7. Each of my Alma Maters (including the soon-to-be)
8. Music (Both thought-provoking and just silly)
9. Movies and Books that Tell Good Stories
10. The "WOW" moments in nature--when you almost lose your breath at the beauty before you, and the reminder that this could only be created by a loving God
11. "Aha!" Moments in studies, relationships, theology, etc.
12. That deep seed of faith and reassuring love that remains, even in moments of utter brokenness and confusion
13. That great feeling when you have the will-power to push yourself to the limit physically and you are bent over, dripping in sweat, but know you have given it all you have
14. Sports (and the stories they can tell)
15. Good beer, wine, and fancy cocktails + all of the coozies, coasters, and drinkware that accompany them. It's a small pleasure in life that I enjoy
16. Singing the "Auburn version" of "Rammer Jammer" after an Iron-Bowl win
17. Those moments in worship, both personal and corporate, when you are truly unaware of your surroundings and completely enveloped in your communion w/ the Lord
18. My Baptist, Anglican, and Presbyterian churches, and my mixed theology
19. College t-shirts
20. Baseball caps
21. American History
22. Mexican Food
23. Cuddling
24. A Real Fire (Indoor or Outdoor)
25. Charlottesville, VA; Washington, DC; Auburn, AL; Mtn.
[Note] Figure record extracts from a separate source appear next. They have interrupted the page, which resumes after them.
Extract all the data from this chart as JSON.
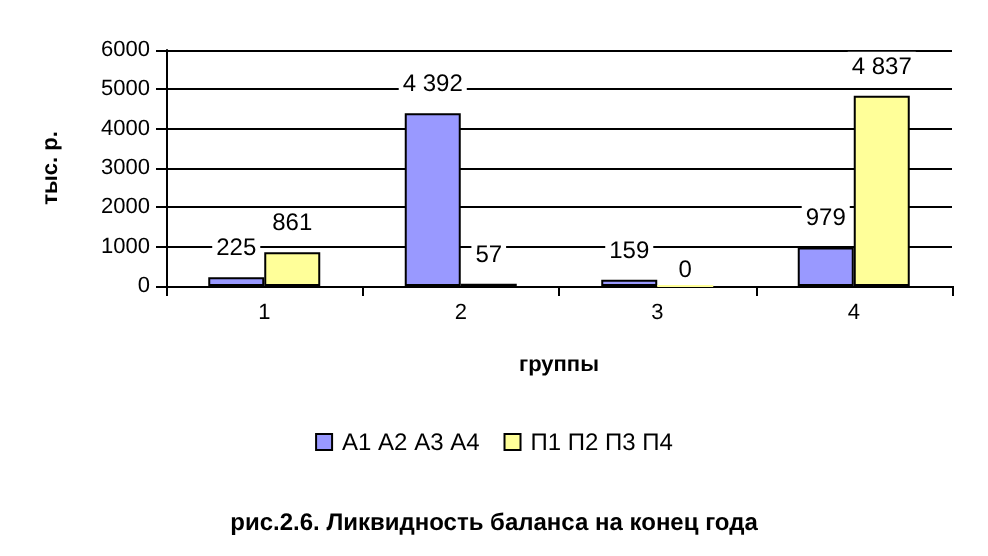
{
  "chart_data": {
    "type": "bar",
    "title": "рис.2.6. Ликвидность баланса на конец года",
    "xlabel": "группы",
    "ylabel": "тыс. р.",
    "categories": [
      "1",
      "2",
      "3",
      "4"
    ],
    "series": [
      {
        "name": "А1 А2 А3 А4",
        "color": "#9999ff",
        "values": [
          225,
          4392,
          159,
          979
        ],
        "value_labels": [
          "225",
          "4 392",
          "159",
          "979"
        ]
      },
      {
        "name": "П1 П2 П3 П4",
        "color": "#ffff99",
        "values": [
          861,
          57,
          0,
          4837
        ],
        "value_labels": [
          "861",
          "57",
          "0",
          "4 837"
        ]
      }
    ],
    "ylim": [
      0,
      6000
    ],
    "yticks": [
      0,
      1000,
      2000,
      3000,
      4000,
      5000,
      6000
    ],
    "grid": "y",
    "legend": "bottom"
  }
}
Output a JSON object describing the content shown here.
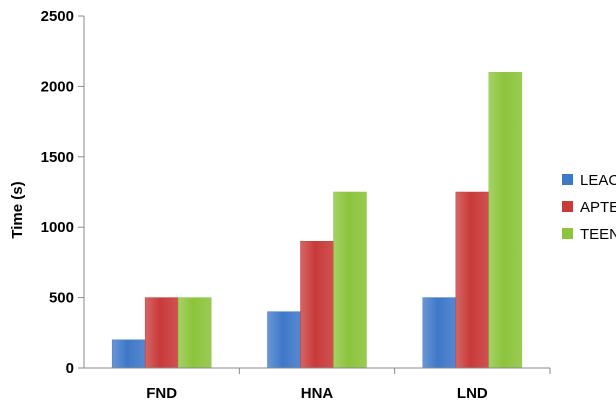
{
  "chart_data": {
    "type": "bar",
    "title": "",
    "xlabel": "",
    "ylabel": "Time (s)",
    "ylim": [
      0,
      2500
    ],
    "yticks": [
      0,
      500,
      1000,
      1500,
      2000,
      2500
    ],
    "grid": false,
    "legend_position": "right",
    "categories": [
      "FND",
      "HNA",
      "LND"
    ],
    "series": [
      {
        "name": "LEACH",
        "values": [
          200,
          400,
          500
        ],
        "color": "#3f78c9"
      },
      {
        "name": "APTEEN",
        "values": [
          500,
          900,
          1250
        ],
        "color": "#c93a3a"
      },
      {
        "name": "TEEN",
        "values": [
          500,
          1250,
          2100
        ],
        "color": "#8cc43c"
      }
    ]
  }
}
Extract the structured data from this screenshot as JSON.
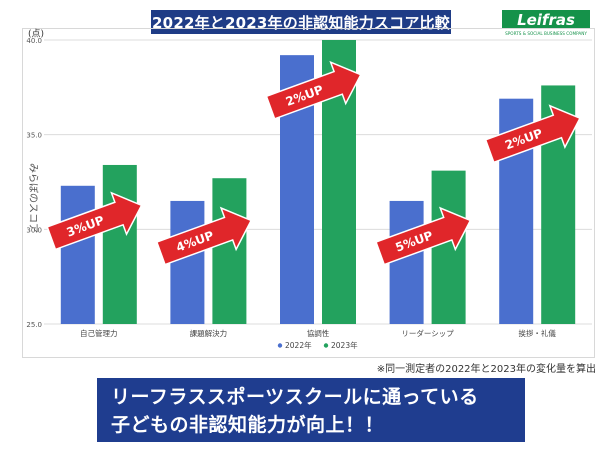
{
  "header": {
    "title": "2022年と2023年の非認知能力スコア比較"
  },
  "logo": {
    "text": "Leifras",
    "tagline": "SPORTS & SOCIAL BUSINESS COMPANY",
    "color": "#15924a"
  },
  "chart_data": {
    "type": "bar",
    "title": "",
    "ylabel": "みらぼのスコア",
    "unit_label": "(点)",
    "ylim": [
      25,
      40
    ],
    "yticks": [
      "40.0",
      "35.0",
      "30.0",
      "25.0"
    ],
    "ytick_values": [
      40,
      35,
      30,
      25
    ],
    "categories": [
      "自己管理力",
      "課題解決力",
      "協調性",
      "リーダーシップ",
      "挨拶・礼儀"
    ],
    "series": [
      {
        "name": "2022年",
        "values": [
          32.3,
          31.5,
          39.2,
          31.5,
          36.9
        ],
        "color": "#4a6fce"
      },
      {
        "name": "2023年",
        "values": [
          33.4,
          32.7,
          40.0,
          33.1,
          37.6
        ],
        "color": "#23a25e"
      }
    ],
    "annotations": [
      "3%UP",
      "4%UP",
      "2%UP",
      "5%UP",
      "2%UP"
    ],
    "annotation_color": "#e0262a",
    "grid": true,
    "legend_placement": "bottom-center"
  },
  "footnote": "※同一測定者の2022年と2023年の変化量を算出",
  "banner": {
    "line1": "リーフラススポーツスクールに通っている",
    "line2": "子どもの非認知能力が向上！！"
  }
}
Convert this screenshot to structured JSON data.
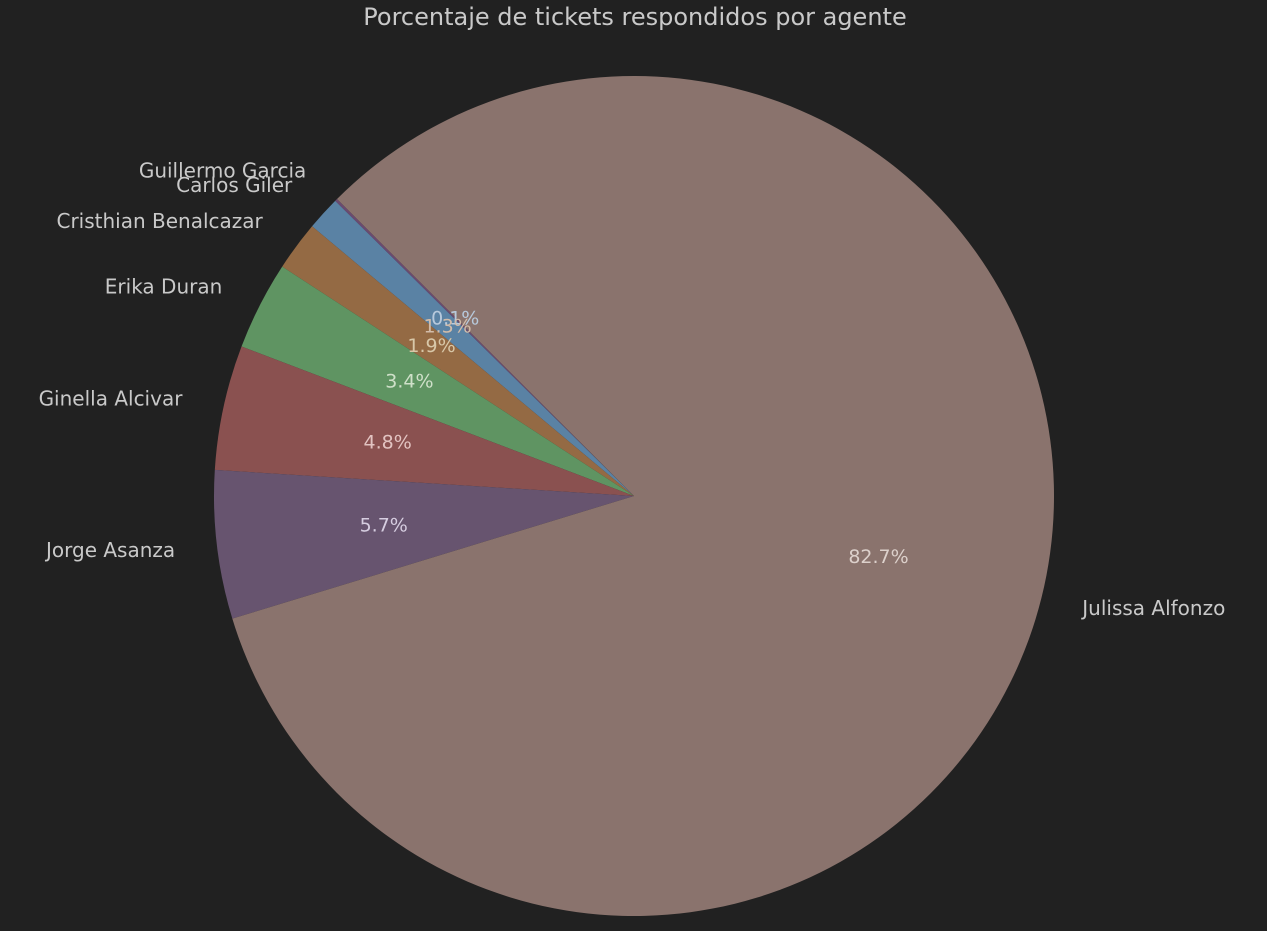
{
  "chart_data": {
    "type": "pie",
    "title": "Porcentaje de tickets respondidos por agente",
    "start_angle_deg": 135,
    "direction": "counterclockwise",
    "background": "#212121",
    "slices": [
      {
        "label": "Guillermo  Garcia",
        "value": 0.1,
        "pct_text": "0.1%",
        "color": "#6a4a70",
        "pct_color": "#b7c9dc"
      },
      {
        "label": "Carlos Giler",
        "value": 1.3,
        "pct_text": "1.3%",
        "color": "#5a82a4",
        "pct_color": "#d2bcaa"
      },
      {
        "label": "Cristhian Benalcazar",
        "value": 1.9,
        "pct_text": "1.9%",
        "color": "#946a44",
        "pct_color": "#d8c7a8"
      },
      {
        "label": "Erika Duran",
        "value": 3.4,
        "pct_text": "3.4%",
        "color": "#5f9462",
        "pct_color": "#cfe0c9"
      },
      {
        "label": "Ginella Alcivar",
        "value": 4.8,
        "pct_text": "4.8%",
        "color": "#8a5150",
        "pct_color": "#e2c3c1"
      },
      {
        "label": "Jorge Asanza",
        "value": 5.7,
        "pct_text": "5.7%",
        "color": "#67546f",
        "pct_color": "#d6cde0"
      },
      {
        "label": "Julissa Alfonzo",
        "value": 82.7,
        "pct_text": "82.7%",
        "color": "#8a736d",
        "pct_color": "#dcd0cb"
      }
    ]
  }
}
Brook, AL; and anywhere else I've called home
26. The Alabama Gulf Coast, the Florida Panhandle, Lake Martin, the Godfrey's lake house, and any other place that's served as a second home or a consistent restful vacation for me.
27. The perfect music mix for a roadtrip
28. A fan when I sleep
29. The Braves
30. Shrimp and Grits and Chesapeake Benedict
31. Mountain Views
32. Past dating relationships that have revealed to me more of who I am, who God is, and what He is doing in me
33. Higher Education
34. Random encouraging notes, emails, letters, texts, tweets, etc.
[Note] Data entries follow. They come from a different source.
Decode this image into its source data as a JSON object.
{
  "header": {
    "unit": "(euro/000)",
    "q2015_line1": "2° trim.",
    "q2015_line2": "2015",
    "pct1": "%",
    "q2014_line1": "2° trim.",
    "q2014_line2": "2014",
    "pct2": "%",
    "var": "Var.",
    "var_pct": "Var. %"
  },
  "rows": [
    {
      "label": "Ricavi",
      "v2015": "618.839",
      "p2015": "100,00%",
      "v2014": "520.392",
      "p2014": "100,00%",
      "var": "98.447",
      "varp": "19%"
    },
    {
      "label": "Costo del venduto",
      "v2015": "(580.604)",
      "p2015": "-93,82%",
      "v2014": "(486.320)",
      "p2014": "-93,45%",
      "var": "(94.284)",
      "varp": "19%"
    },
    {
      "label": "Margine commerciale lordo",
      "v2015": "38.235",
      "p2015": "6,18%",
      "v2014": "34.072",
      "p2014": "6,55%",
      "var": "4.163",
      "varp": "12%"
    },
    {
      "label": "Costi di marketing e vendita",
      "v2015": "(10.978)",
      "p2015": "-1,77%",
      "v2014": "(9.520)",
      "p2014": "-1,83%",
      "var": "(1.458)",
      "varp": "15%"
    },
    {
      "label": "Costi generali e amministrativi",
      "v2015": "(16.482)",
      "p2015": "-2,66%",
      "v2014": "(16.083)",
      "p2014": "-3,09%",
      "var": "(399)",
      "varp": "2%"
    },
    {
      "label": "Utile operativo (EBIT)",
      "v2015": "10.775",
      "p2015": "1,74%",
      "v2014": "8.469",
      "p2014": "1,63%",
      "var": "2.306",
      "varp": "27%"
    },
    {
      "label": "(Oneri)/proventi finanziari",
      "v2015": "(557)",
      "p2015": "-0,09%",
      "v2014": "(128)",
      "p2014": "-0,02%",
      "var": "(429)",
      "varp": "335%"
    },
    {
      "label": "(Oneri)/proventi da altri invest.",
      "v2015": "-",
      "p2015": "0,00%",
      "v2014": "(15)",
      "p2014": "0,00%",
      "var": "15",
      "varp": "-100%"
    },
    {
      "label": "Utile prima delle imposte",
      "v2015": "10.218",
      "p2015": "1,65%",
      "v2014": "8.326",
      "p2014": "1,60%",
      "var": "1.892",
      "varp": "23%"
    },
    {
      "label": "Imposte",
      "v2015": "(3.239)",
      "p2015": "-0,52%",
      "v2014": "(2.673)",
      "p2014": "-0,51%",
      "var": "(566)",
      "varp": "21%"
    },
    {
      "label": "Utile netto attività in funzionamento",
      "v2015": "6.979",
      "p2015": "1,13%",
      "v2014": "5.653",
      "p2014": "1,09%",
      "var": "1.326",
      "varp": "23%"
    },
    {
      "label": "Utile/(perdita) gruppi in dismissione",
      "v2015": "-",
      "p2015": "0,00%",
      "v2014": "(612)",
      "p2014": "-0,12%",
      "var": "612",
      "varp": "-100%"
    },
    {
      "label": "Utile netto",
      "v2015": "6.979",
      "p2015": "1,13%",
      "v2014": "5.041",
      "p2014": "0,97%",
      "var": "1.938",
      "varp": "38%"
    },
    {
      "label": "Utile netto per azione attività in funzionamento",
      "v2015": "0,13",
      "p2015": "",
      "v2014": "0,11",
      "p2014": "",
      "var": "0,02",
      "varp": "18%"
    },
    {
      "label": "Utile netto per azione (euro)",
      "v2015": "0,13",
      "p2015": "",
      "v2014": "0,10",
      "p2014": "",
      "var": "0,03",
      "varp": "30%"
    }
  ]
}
35. Guilty pleasures: The Bachelor, GLEE, Eminem, and an assortment of Christian music
36. The following candy: York Peppermint Patties, Twix, Reeses Cups, Dark Chocolate in any form
37. Singing loud in the car by myself
38. Sermon podcasts
39. Having all my old books and past journals with me, just in case I want to reference one at some point
40. Politics
41. A Great Night's Sleep
42. Conversation's that aren't forced and hold nothing back
43. Tivo'd re-runs of "How I Met Your Mother"
44. Summer: Rainbows/Chacos; Spring and Fall: Sperry Boat Shoes; Winter: Wallabies
45. My 21st birthday ring from Mom and Dad
46. Auburn's National Championship
47. Exploring New Cities
48. G-Chat, Facebook, and Twitter (Don't hate)
49. Pictures of Friend
50. A good laugh/cry

If you've made it this far, thanks. Happy Valentine's Day. I am thankful for not only the saving Grace of Christ, but also the common Grace God gives us in our daily life.